Cerebral palsy (CP) is the most common physical disability in childhood affecting 2-2.5 children per 1000 live births. Children with CP often walk in a crouch gait pattern, which is inefficient, and may lead to bone deformities and joint problems in the long term. To reach a more optimal gait pattern in these children, more extension in the knee and hip might be desired, which could possibly be achieved by functional gait training [1]. According to previous studies [2-5] it can be concluded that feedback might be a useful technique to enhance gait training. However, it is unknown whether children walking in crouch can use feedback to walk more upright. Before real-time feedback can be used for training purposes, it is necessary to examine whether children with CP, walking in crouch, can react to feedback. Therefore the main aim of this study was to establish whether children with CP can adjust their gait pattern to real-time feedback in order to reach a more upright gait pattern. If children were capable of reaching more extension, we aimed to determine how this was achieved in terms of specific changes in the gait pattern and we aimed to identify potential responders vs. non-responders to the feedback.

Methode: 
Sixteen children classified with CP (age 6-16; GMFCS I-III) and a flexed-knee gait pattern walked on the Gait Real-time Analysis Interactive Lab, which consists of an instrumented treadmill fronted by a virtual reality screen. All children walked in 3 different conditions of 2 minutes each: regular walking without feedback (NF), feedback on the hip (FH) and on the knee angle (FK), all at set comfortable walking speed. Joint angles were calculated in real-time using the Human Body Model (HBM) [6]. Feedback on their knee or hip angle was presented as a red ball moving across a vertical grey bar. A horizontal grey bar was set as the target to reach. This target was set a few degrees larger than the peak value reached in NF and manually adjusted over time depending on the achievements of the subject. In all trials a three-dimensional gait analysis was performed. The gait profile score (GPS) [7] was calculated to see whether the overall gait pattern improved with feedback. To determine which characteristics could identify potential responders vs. non-responders, all children with CP also received a standardized clinical examination. The effect of feedback (NF, FH and FK) on the different outcome parameters (key kinematic parameters, spatiotemporal parameters, MAPs and GPS) was examined with a one-way repeated measures ANOVA. To define the responders and the non-responders correlation tests were performed between characteristic parameters and the improvement in hip and knee extension.
Resultaat: 
Almost all children were able to reach more extension in the hip angle in FH (M=5.08°  5.85, p=0.01) and knee angle in FK (M=7.72°  7.10° p=0.002) compared to NF (Figure 1, Table 1).
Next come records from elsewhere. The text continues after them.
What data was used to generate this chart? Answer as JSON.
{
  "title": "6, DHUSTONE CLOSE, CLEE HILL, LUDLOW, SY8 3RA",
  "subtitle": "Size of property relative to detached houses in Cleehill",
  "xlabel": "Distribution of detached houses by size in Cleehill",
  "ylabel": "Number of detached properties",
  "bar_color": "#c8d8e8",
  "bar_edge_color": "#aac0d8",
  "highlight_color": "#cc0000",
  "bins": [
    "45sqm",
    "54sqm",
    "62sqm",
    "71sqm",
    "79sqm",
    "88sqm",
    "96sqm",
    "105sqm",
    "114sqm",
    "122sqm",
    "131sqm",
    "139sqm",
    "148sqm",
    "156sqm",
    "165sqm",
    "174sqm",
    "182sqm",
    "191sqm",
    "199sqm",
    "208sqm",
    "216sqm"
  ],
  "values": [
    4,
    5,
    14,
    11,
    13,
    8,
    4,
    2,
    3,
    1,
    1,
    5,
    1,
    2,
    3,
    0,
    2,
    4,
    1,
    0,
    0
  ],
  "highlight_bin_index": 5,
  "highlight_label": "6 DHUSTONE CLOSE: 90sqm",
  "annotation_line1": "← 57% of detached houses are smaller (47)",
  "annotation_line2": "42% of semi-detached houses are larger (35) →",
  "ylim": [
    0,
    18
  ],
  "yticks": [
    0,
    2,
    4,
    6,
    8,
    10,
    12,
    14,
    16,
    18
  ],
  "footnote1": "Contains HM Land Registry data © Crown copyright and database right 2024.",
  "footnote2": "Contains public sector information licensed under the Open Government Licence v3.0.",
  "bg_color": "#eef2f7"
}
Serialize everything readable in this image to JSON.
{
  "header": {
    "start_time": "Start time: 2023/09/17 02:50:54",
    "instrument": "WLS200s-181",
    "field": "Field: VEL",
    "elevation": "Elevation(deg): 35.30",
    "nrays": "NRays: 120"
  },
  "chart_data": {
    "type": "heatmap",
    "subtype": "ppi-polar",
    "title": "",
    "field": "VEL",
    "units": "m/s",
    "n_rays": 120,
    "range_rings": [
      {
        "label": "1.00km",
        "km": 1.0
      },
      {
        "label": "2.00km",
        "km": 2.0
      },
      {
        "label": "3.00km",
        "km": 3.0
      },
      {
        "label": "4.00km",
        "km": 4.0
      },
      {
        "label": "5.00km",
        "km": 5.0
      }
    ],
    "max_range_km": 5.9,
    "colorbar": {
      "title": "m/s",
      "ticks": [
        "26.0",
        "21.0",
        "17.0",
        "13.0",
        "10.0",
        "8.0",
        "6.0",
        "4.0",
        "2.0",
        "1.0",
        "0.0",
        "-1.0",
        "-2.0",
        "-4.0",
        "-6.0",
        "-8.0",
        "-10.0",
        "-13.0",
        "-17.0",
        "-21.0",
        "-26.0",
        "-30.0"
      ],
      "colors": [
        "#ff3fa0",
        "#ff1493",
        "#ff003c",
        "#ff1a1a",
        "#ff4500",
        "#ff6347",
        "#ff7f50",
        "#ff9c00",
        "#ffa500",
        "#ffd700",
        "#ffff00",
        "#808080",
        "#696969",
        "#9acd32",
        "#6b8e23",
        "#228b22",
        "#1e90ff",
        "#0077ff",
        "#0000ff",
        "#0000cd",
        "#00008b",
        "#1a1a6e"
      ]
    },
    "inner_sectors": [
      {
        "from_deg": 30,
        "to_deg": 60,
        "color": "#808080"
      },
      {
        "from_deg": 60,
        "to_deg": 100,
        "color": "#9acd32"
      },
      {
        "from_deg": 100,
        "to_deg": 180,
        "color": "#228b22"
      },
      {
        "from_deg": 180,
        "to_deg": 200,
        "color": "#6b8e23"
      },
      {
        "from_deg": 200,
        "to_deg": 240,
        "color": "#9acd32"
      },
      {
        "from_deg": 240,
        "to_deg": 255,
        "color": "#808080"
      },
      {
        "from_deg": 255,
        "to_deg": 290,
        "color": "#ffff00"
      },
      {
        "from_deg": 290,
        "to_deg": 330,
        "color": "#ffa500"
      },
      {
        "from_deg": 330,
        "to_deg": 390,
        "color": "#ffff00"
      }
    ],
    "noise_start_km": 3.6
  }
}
Children used variable changes in their gait pattern in order to reach more extension, but the most common significant changes in FH were: longer strides, more knee extension and more pelvis and trunk tilt movement. In FK almost all significant changes over all participants occurred in the knee parameters itself (Table 1). However, children did not reach a significantly more normal gait pattern (GPS). Out of the correlation tests is followed that children with an overall worse GPS, better selectivity, more motion in the trunk tilt and obliquity angle, less extension in the hip and knee and more dorsiflexion in the ankle angle, all during walking, were more likely to respond to FH. In FK there were no clear responders to the feedback.
Conclusie: 
Almost all children were able to respond to real-time feedback, resulting in a significant and clinically relevant (>5°) improvement in hip and knee extension. However, children did neither significantly improve, nor worsen in their overall gait pattern. The variable compensation strategies used between patients may be indicative of different underlying causes of the crouch gait pattern. Children with an overall worse gait pattern were more likely to respond to FH. In FK there were no clear responders to the feedback. A limitation of this study was the amount of parameters measured compared to the amount of participants who participated. The best way to determine which parameters would be good predictors for reaching more hip or knee extension would be doing a regression analysis. However, the small amount of children that were measured impeded such an analysis. We did perform many correlation tests so it could be that we did found significant relations by chance. Therefore, the results of the correlation test should mostly be seen as exploration of the data. An improvement for the application would be changing the way of giving feedback. It is possible to let the children follow a graph of the angle, so that they stay within a limit of the norm data, which means that their timing as well as their extension should improve. Further research is needed to investigate this. Even though the application might use some improvements, almost all children were able to adapt their gait pattern and able to respond to real-time feedback, resulting in an improvement in peak hip and knee extension. The various compensation strategies used may be indicative of different underlying causes of the flexed knee gait pattern. These findings show that real-time feedback is a promising tool for advanced gait analysis and might also enable functional gait training in CP.